Digital Ocean developed and sold a complete family of LocalTalk and Ethernet wireless network adapters for use with Macintosh desktops, PowerBooks, and Newtons. In addition, the company's microcellular roaming permitted virtually unlimited wireless coverage areas. Their Starfish Access Points deployed microcellular roaming over a building or campus, allowing seamless wireless LAN connections over the entire area, similar to cellular telephones.

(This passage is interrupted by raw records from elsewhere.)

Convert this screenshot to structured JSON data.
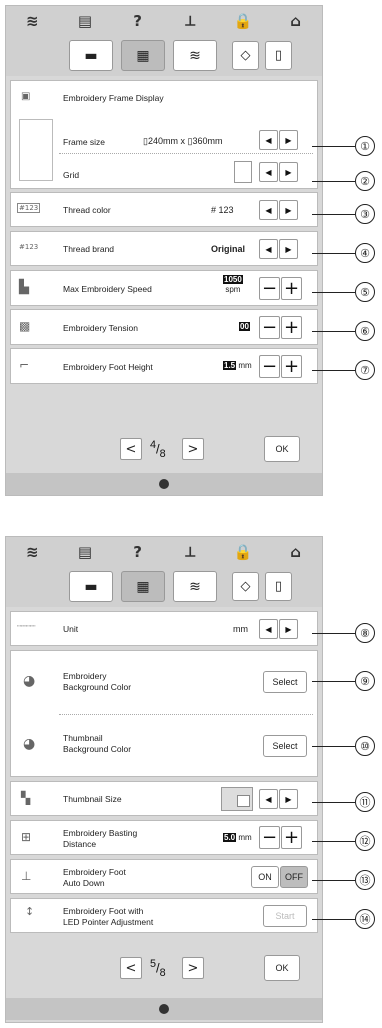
{
  "topbar": {
    "icons": [
      "wifi-icon",
      "page-icon",
      "help-icon",
      "needle-icon",
      "lock-icon",
      "home-icon"
    ],
    "glyphs": [
      "≋",
      "▤",
      "?",
      "⟂",
      "🔒",
      "⌂"
    ]
  },
  "tabs": {
    "glyphs": [
      "▬",
      "▦",
      "≋",
      "◇",
      "▯"
    ]
  },
  "screen1": {
    "frame_display": {
      "label": "Embroidery Frame Display"
    },
    "frame_size": {
      "label": "Frame size",
      "w": "240mm",
      "x": "x",
      "h": "360mm"
    },
    "grid": {
      "label": "Grid"
    },
    "thread_color": {
      "label": "Thread color",
      "value": "# 123",
      "icon_text": "#123"
    },
    "thread_brand": {
      "label": "Thread brand",
      "value": "Original",
      "icon_text": "#123"
    },
    "max_speed": {
      "label": "Max Embroidery Speed",
      "value": "1050",
      "unit": "spm"
    },
    "tension": {
      "label": "Embroidery Tension",
      "value": "00"
    },
    "foot_height": {
      "label": "Embroidery Foot Height",
      "value": "1.5",
      "unit": "mm"
    },
    "page": {
      "current": "4",
      "total": "8",
      "ok": "OK"
    }
  },
  "screen2": {
    "unit": {
      "label": "Unit",
      "value": "mm"
    },
    "bg_color": {
      "label1": "Embroidery",
      "label2": "Background Color",
      "button": "Select"
    },
    "thumb_bg_color": {
      "label1": "Thumbnail",
      "label2": "Background Color",
      "button": "Select"
    },
    "thumb_size": {
      "label": "Thumbnail Size"
    },
    "basting": {
      "label1": "Embroidery Basting",
      "label2": "Distance",
      "value": "5.0",
      "unit": "mm"
    },
    "auto_down": {
      "label1": "Embroidery Foot",
      "label2": "Auto Down",
      "on": "ON",
      "off": "OFF"
    },
    "led_pointer": {
      "label1": "Embroidery Foot with",
      "label2": "LED Pointer Adjustment",
      "button": "Start"
    },
    "page": {
      "current": "5",
      "total": "8",
      "ok": "OK"
    }
  },
  "common": {
    "left": "◀",
    "right": "▶",
    "minus": "−",
    "plus": "+",
    "prev": "<",
    "next": ">",
    "slash": "/"
  },
  "callouts": [
    "①",
    "②",
    "③",
    "④",
    "⑤",
    "⑥",
    "⑦",
    "⑧",
    "⑨",
    "⑩",
    "⑪",
    "⑫",
    "⑬",
    "⑭"
  ]
}
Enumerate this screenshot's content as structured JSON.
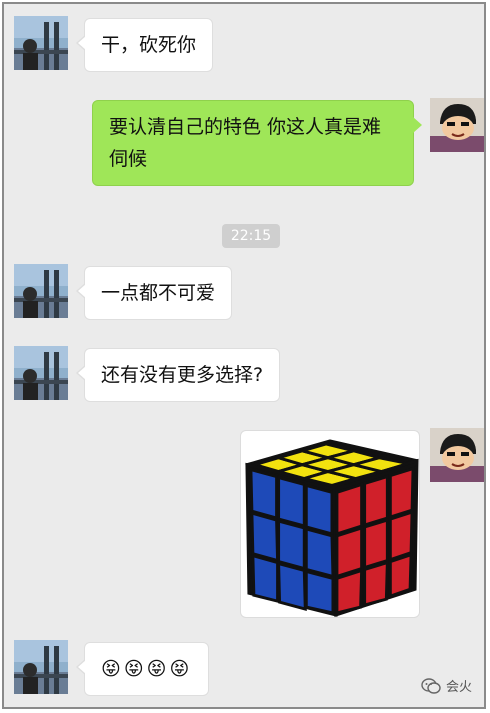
{
  "messages": [
    {
      "side": "in",
      "text": "干，砍死你"
    },
    {
      "side": "out",
      "text": "要认清自己的特色 你这人真是难伺候"
    },
    {
      "side": "in",
      "text": "一点都不可爱"
    },
    {
      "side": "in",
      "text": "还有没有更多选择?"
    },
    {
      "side": "out",
      "image": "rubiks-cube"
    },
    {
      "side": "in",
      "emojis": [
        "😝",
        "😝",
        "😝",
        "😝"
      ]
    }
  ],
  "timestamp": "22:15",
  "watermark": "会火",
  "colors": {
    "chat_bg": "#ebebeb",
    "sent_bubble": "#9fe658",
    "received_bubble": "#ffffff",
    "timestamp_bg": "#cfcfcf"
  },
  "icons": {
    "contact_avatar": "landscape-photo-avatar",
    "self_avatar": "cartoon-boy-avatar",
    "watermark_icon": "wechat-icon"
  }
}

In 1996, Digital Ocean partnered with two other companies to provide Apple and PC platforms with their first ability to be on the same wireless LAN network through a single access point. The solution viewed each computer as an agnostic system when accessing the network, which placed all computers on equal footing in regards to their ability to communicate across an enterprise.

==Chipsets==
In 1995 and 1996, Digital Ocean entered into three-way development contracts with AT&T/Lucent and Aironet to license Digital Ocean's media access control (MAC) chipset technology in return for access to AT&T/Lucent's semiconductor line, the PHY companion chips for each partner (DSSS and FHSS), plus broad development support from all parties. This work led to one common MAC chip for the three parties. Although branded differently for each partner, this common chip came from one manufacturing line and was then sorted and sold by AT&T/Lucent, Harris Semiconductor/Intersil (which by 1998 had acquired Digital Ocean and its assets), and Aironet/Cisco.

==Patents==
Before it was ratified as a standard, Digital Ocean was the leader in 802.11 capabilities, placing great emphasis on wireless as the future of communication and technology in general. Digital Ocean's portfolio of around 20 patents weighted heavily in the wireless category. The IEEE had already decided that any standard ratified would need to be at no cost, therefore, as a strategy to maintain their stake in the trajectory of the wireless business, Digital Ocean formed a consortium with its partners to publish an open standard for interoperability among different vendors and their products. They also licensed many of their patents to the emerging 802.11 standard. Some of Digital Ocean's patents included:
- Session management across multiple cells in a microcellular domain without using special or expensive hubs (microcellular roaming).
- Ultra-fast direct sequence acquiring correlator in the RF modem (low power).
- Dynamic priority reservation media access slot assignments in a wireless domain (low power).
- Dynamic migration of coordinating hub functions (unplug and play; no additional software).
- Media access protocol for selectively activating and deactivating the transmitters (low power).
- Media access control technique for user transparent bridging function (unplug and play).
- Technique for bridging LANs having non-unique node addresses (bridging functions between LocalTalk and Ethernet networks).
- An adaptive technique for multi-cell operation using a single-channel wireless data link.
- A method for coding and decoding data for wireless communication.
- Integrated backlight display system for a PDA.